Complex Samples Ordinal Regression
The Complex Samples Ordinal Regression procedure performs regression analysis on a binary or ordinal dependent variable for samples drawn by complex sampling methods. Optionally, you can request analyses for a subpopulation.
Example. Representatives considering a bill before the legislature are interested in whether there is public support for the bill and how support for the bill is related to voter demographics. Pollsters design and conduct interviews according to a complex sampling design. Using Complex Samples Ordinal Regression, you can fit a model for the level of support for the bill based upon voter demographics.
Complex Samples Ordinal Regression Data Considerations
Data. The dependent variable is ordinal. Factors are categorical. Covariates are quantitative variables that are related to the dependent variable. Subpopulation variables can be string or numeric but should be categorical.
Assumptions. The cases in the data file represent a sample from a complex design that should be analyzed according to the specifications in the file selected in the Complex Samples Plan dialog box.

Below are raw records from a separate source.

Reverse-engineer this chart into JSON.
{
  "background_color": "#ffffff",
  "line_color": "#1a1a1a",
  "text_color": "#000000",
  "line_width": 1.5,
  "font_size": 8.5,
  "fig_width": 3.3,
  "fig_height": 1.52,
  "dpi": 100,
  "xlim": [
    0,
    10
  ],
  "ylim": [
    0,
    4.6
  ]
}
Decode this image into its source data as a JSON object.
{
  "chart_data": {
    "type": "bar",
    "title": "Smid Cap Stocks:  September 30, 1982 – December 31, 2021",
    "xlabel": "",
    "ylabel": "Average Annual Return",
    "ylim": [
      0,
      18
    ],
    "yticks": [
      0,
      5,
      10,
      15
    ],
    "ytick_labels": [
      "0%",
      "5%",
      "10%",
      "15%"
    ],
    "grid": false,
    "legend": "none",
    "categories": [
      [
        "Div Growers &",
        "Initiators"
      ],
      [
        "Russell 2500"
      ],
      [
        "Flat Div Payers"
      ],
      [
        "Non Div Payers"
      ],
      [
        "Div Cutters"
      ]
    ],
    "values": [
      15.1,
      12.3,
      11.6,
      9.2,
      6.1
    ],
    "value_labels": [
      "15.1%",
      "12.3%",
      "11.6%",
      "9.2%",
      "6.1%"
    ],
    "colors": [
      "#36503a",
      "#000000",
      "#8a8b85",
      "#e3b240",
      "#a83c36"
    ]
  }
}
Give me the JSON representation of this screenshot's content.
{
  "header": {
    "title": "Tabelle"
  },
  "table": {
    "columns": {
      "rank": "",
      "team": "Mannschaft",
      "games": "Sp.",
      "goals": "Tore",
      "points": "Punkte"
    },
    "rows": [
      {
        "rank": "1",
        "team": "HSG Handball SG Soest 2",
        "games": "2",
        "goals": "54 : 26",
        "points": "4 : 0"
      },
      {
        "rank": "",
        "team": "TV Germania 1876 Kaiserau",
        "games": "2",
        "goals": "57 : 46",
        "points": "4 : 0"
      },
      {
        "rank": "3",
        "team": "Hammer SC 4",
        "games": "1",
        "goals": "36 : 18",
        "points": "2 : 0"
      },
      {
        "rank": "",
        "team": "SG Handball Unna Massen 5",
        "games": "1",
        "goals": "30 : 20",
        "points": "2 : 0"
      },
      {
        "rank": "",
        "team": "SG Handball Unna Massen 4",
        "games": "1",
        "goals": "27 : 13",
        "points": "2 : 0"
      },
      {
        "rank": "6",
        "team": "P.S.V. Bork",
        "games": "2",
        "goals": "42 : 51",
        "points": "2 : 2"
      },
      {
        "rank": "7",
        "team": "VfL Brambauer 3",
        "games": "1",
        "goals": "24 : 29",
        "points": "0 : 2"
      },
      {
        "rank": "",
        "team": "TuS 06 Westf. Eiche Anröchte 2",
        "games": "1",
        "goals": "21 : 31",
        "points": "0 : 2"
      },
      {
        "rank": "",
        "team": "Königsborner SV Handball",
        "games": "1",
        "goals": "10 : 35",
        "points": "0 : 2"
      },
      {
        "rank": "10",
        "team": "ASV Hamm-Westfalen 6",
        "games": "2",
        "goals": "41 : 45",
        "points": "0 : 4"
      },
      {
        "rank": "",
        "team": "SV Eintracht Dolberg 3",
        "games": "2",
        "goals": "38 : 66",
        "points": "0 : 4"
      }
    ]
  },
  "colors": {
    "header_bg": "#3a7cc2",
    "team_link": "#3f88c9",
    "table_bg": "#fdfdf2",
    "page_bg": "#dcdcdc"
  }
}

Obtaining Complex Samples Ordinal Regression
This feature requires the Complex Samples option.
- From the menus choose:
- Select a plan file. Optionally, select a custom joint probabilities file.
- Click Continue.
- In the Complex Samples Ordinal Regression dialog box, select a dependent variable.
Optionally, you can:
- Select variables for factors and covariates, as appropriate for your data.
- Specify a variable to define a subpopulation. The analysis is performed only for the selected category of the subpopulation variable, although variances are still properly estimated based on the entire dataset.
- Select a link function.
Link function. The link function is a transformation of the cumulative probabilities that allows estimation of the model. The following five link functions are available.

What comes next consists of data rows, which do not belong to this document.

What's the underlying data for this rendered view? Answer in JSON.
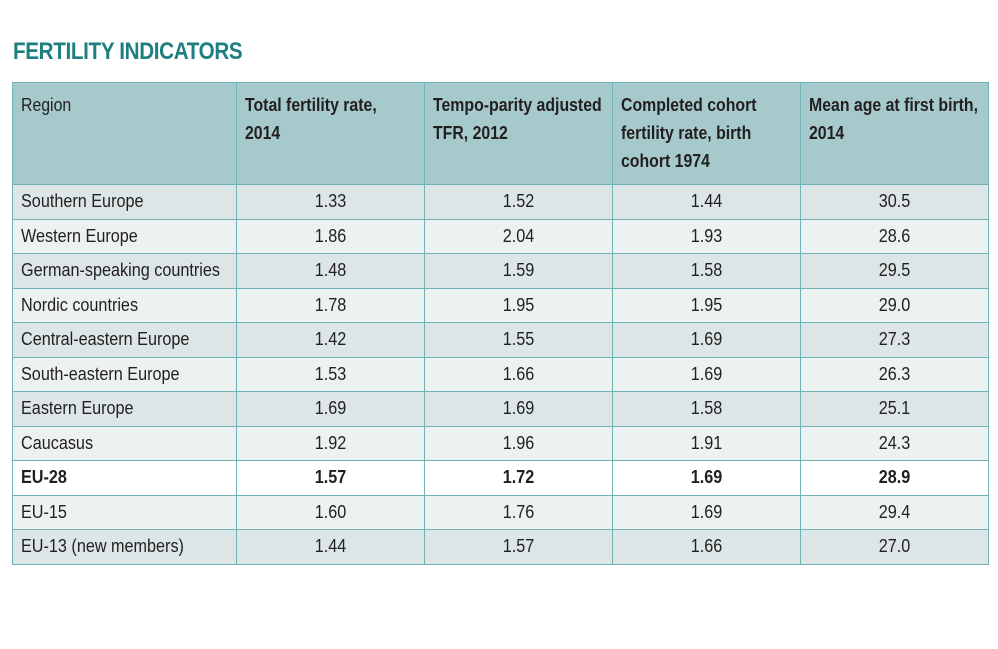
{
  "title": "FERTILITY INDICATORS",
  "colors": {
    "title": "#1d7f80",
    "header_bg": "#a6c9cc",
    "row_odd": "#dce6e6",
    "row_even": "#ecf1f1",
    "border": "#6fb3b4",
    "highlight_bg": "#ffffff"
  },
  "table": {
    "headers": [
      [
        "Region"
      ],
      [
        "Total fertility rate,",
        "2014"
      ],
      [
        "Tempo-parity adjusted",
        "TFR, 2012"
      ],
      [
        "Completed cohort",
        "fertility rate, birth",
        "cohort 1974"
      ],
      [
        "Mean age at first birth,",
        "2014"
      ]
    ],
    "rows": [
      {
        "region": "Southern Europe",
        "tfr": "1.33",
        "adj": "1.52",
        "cohort": "1.44",
        "age": "30.5"
      },
      {
        "region": "Western Europe",
        "tfr": "1.86",
        "adj": "2.04",
        "cohort": "1.93",
        "age": "28.6"
      },
      {
        "region": "German-speaking countries",
        "tfr": "1.48",
        "adj": "1.59",
        "cohort": "1.58",
        "age": "29.5"
      },
      {
        "region": "Nordic countries",
        "tfr": "1.78",
        "adj": "1.95",
        "cohort": "1.95",
        "age": "29.0"
      },
      {
        "region": "Central-eastern Europe",
        "tfr": "1.42",
        "adj": "1.55",
        "cohort": "1.69",
        "age": "27.3"
      },
      {
        "region": "South-eastern Europe",
        "tfr": "1.53",
        "adj": "1.66",
        "cohort": "1.69",
        "age": "26.3"
      },
      {
        "region": "Eastern Europe",
        "tfr": "1.69",
        "adj": "1.69",
        "cohort": "1.58",
        "age": "25.1"
      },
      {
        "region": "Caucasus",
        "tfr": "1.92",
        "adj": "1.96",
        "cohort": "1.91",
        "age": "24.3"
      },
      {
        "region": "EU-28",
        "tfr": "1.57",
        "adj": "1.72",
        "cohort": "1.69",
        "age": "28.9"
      },
      {
        "region": "EU-15",
        "tfr": "1.60",
        "adj": "1.76",
        "cohort": "1.69",
        "age": "29.4"
      },
      {
        "region": "EU-13 (new members)",
        "tfr": "1.44",
        "adj": "1.57",
        "cohort": "1.66",
        "age": "27.0"
      }
    ]
  }
}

- Logit. f(x)=log(x/(1−x) ). Typically used for evenly distributed categories.
- Complementary log-log. f(x)=log(−log(1−x)). Typically used when higher categories are more probable.
- Negative log-log. f(x)=−log(−log(x)). Typically used when lower categories are more probable.
- Probit. f(x)=Φ−1(x). Typically used when the latent variable is normally distributed.
- Cauchit (inverse Cauchy). f(x)=tan(π(x−0.5)). Typically used when the latent variable has many extreme values.
This procedure pastes CSORDINAL command syntax.